Listening soon to my Parenthood playlist.  I have a compilation of about 40 songs from the life of the series that I'm gathering for a cd.  It was hard to whittle it down to 40 too.  The music was definitely one of the things I loved about that show.  Also listening to Serial.

Eating lots of cereal and salads, and a fair amount of take out this past week when I was a single parent.

Drinking a giant cup of cold water first thing in the morning.  It is more energizing than starting my day with coffee, but I still have a cup every morning.  Just one most mornings.  I used to have two, but I have effectively replaced that second cup with a mug of green tea because, well, green tea equals antioxidants.  I love tea, but green tea has been an acquired taste for me. I enjoy it with orange and cinnamon steeped in the blue mug with birds and words I painted last week with Lily.  Happiness in a cup.

Feeling vulnerable, but knowing I'm strong and stubborn.  This is the last I'm going to prattle on about the last week(s) from hell, but nothing makes me feel more afraid and defenseless than when someone I love is sick.  Coach was really sick.  Like stay home all week in bed, go to the doctor and get turbo antibiotics sick.  He finally turned the corner and is on the mend.  I knew he would no thanks to people who felt compelled to share horrific stories with me and the breadth of knowledge from their Internet MDs, but I digress.  It takes me back to the days at the end of my Mom's life.  There were people there for me...for her...for us.  We were not alone.  I learned to not only accept help, but to ask for it.  I've since forgotten that.  I declined any help that was offered last week.  During that time 6+ years ago, I also learned that most people don't want to be viewed as weak or needy so they try to do it on their own, and also that they often don't know what they need so it is important not to ask, but to just do.  Bring them a hot meal, call them from the store and find out what they need (if they say nothing, bring them wine, chocolate and magazines), shovel their walk, or walk their dog.  Insist.  Just do it.  Don't ask.  I used to be better at that because I lived the life of a caretaker, and I couldn't have done it without support so I learned the value of showing up.  This past couple of rough weeks were more of an inconvenience than an ordeal, but it's still nice to know that we're not alone and to remember to keep paying it forward.

Wanting to win the lottery tonight.  Buy Powerball tickets is on my list today.   My Mom used to say, You can't win if you don't play.

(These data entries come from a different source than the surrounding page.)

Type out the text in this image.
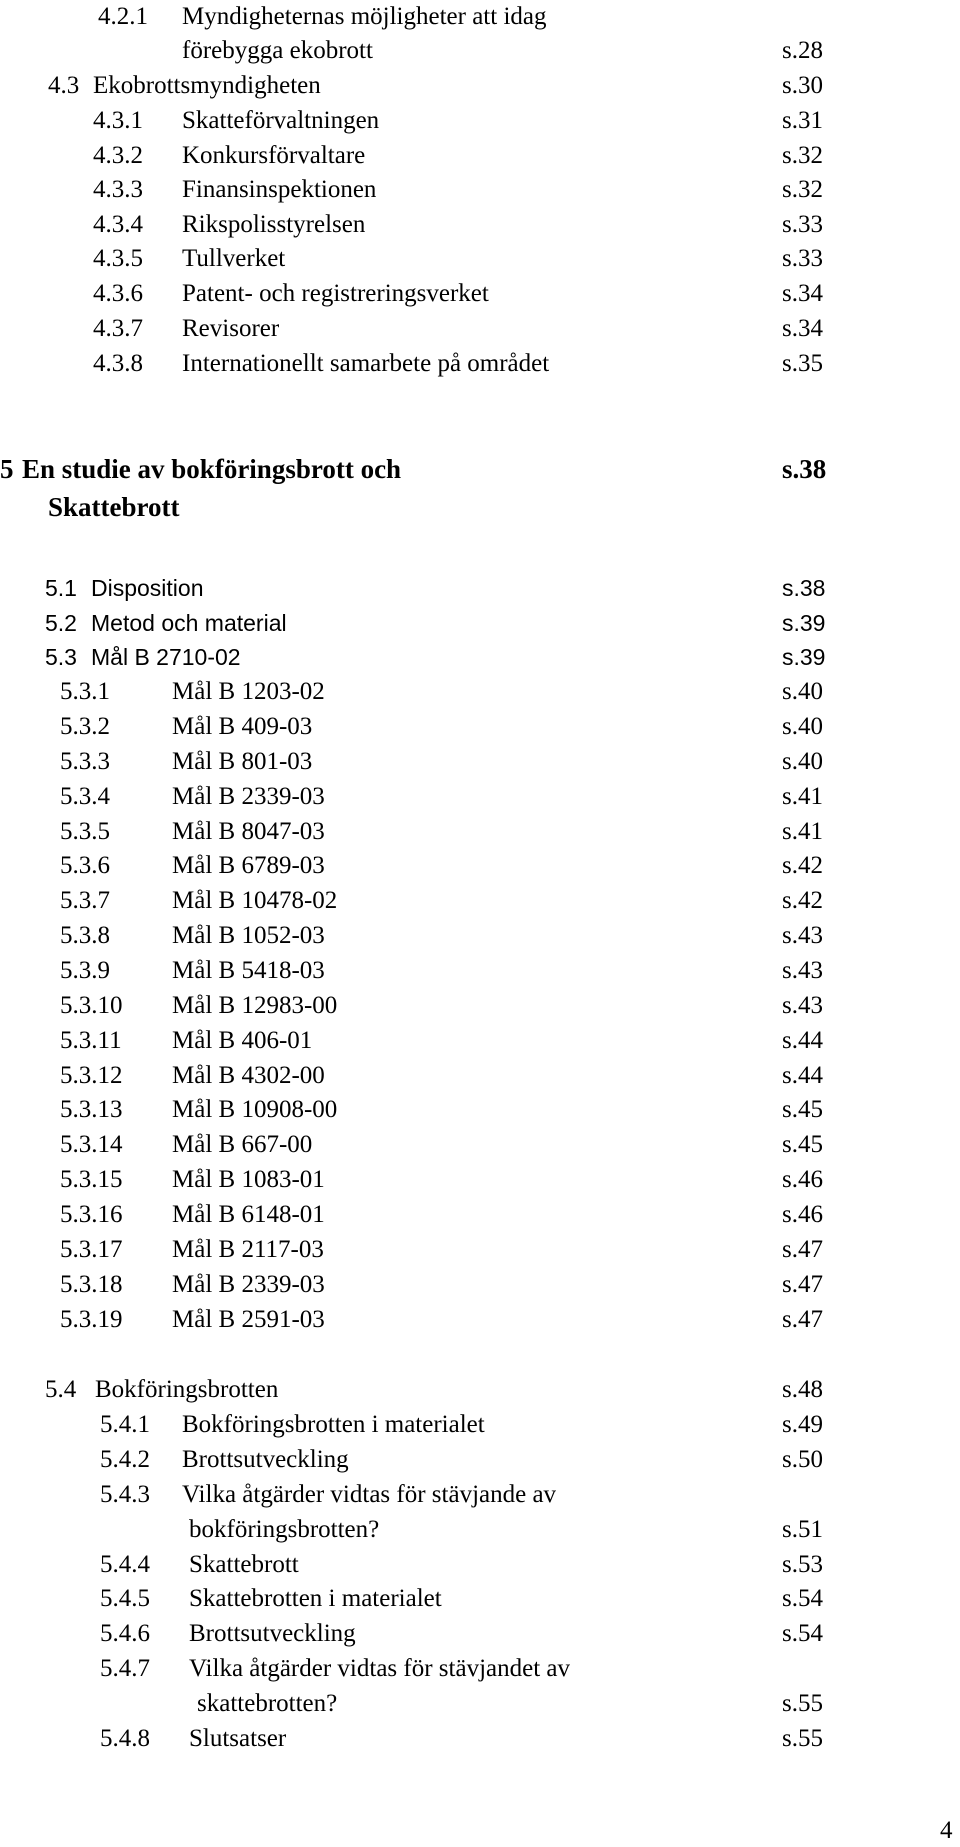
4.2.1 Myndigheternas möjligheter att idag
förebygga ekobrott	s.28
4.3 Ekobrottsmyndigheten	s.30
4.3.1 Skatteförvaltningen	s.31
4.3.2 Konkursförvaltare	s.32
4.3.3 Finansinspektionen	s.32
4.3.4 Rikspolisstyrelsen	s.33
4.3.5 Tullverket	s.33
4.3.6 Patent- och registreringsverket	s.34
4.3.7 Revisorer	s.34
4.3.8 Internationellt samarbete på området	s.35
5 En studie av bokföringsbrott och	s.38
Skattebrott
5.1 Disposition	s.38
5.2 Metod och material	s.39
5.3 Mål B 2710-02	s.39
5.3.1 Mål B 1203-02	s.40
5.3.2 Mål B 409-03	s.40
5.3.3 Mål B 801-03	s.40
5.3.4 Mål B 2339-03	s.41
5.3.5 Mål B 8047-03	s.41
5.3.6 Mål B 6789-03	s.42
5.3.7 Mål B 10478-02	s.42
5.3.8 Mål B 1052-03	s.43
5.3.9 Mål B 5418-03	s.43
5.3.10 Mål B 12983-00	s.43
5.3.11 Mål B 406-01	s.44
5.3.12 Mål B 4302-00	s.44
5.3.13 Mål B 10908-00	s.45
5.3.14 Mål B 667-00	s.45
5.3.15 Mål B 1083-01	s.46
5.3.16 Mål B 6148-01	s.46
5.3.17 Mål B 2117-03	s.47
5.3.18 Mål B 2339-03	s.47
5.3.19 Mål B 2591-03	s.47
5.4 Bokföringsbrotten	s.48
5.4.1 Bokföringsbrotten i materialet	s.49
5.4.2 Brottsutveckling	s.50
5.4.3 Vilka åtgärder vidtas för stävjande av
bokföringsbrotten?	s.51
5.4.4 Skattebrott	s.53
5.4.5 Skattebrotten i materialet	s.54
5.4.6 Brottsutveckling	s.54
5.4.7 Vilka åtgärder vidtas för stävjandet av
skattebrotten?	s.55
5.4.8 Slutsatser	s.55
4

Wearing my Mom's Lake Winnipesaukee sweatshirt, Ted's now too small for him LL Bean slippers and my be present necklace, which was a favorite gift from Coach.

Hoping that Cheryl Strayed keeps writing books, ABC brings back Parenthood, I get the winning numbers, my Mom's sweatshirt lasts forever, and that Coach is good as new Monday morning.

Thinking Isn't that like wondering?  I'm thinking that more fulfillment comes from doing the thing rather than talking about doing the thing.  Capisce?

Enjoying This piece from The New Yorker, and this line because I saw it too...

Now I know for sure that the soul is an evanescent thing and that the body is its temporary container, because I saw it. I saw the body with the soul in it, I saw the body with the soul leaving, and I saw the body with the soul gone.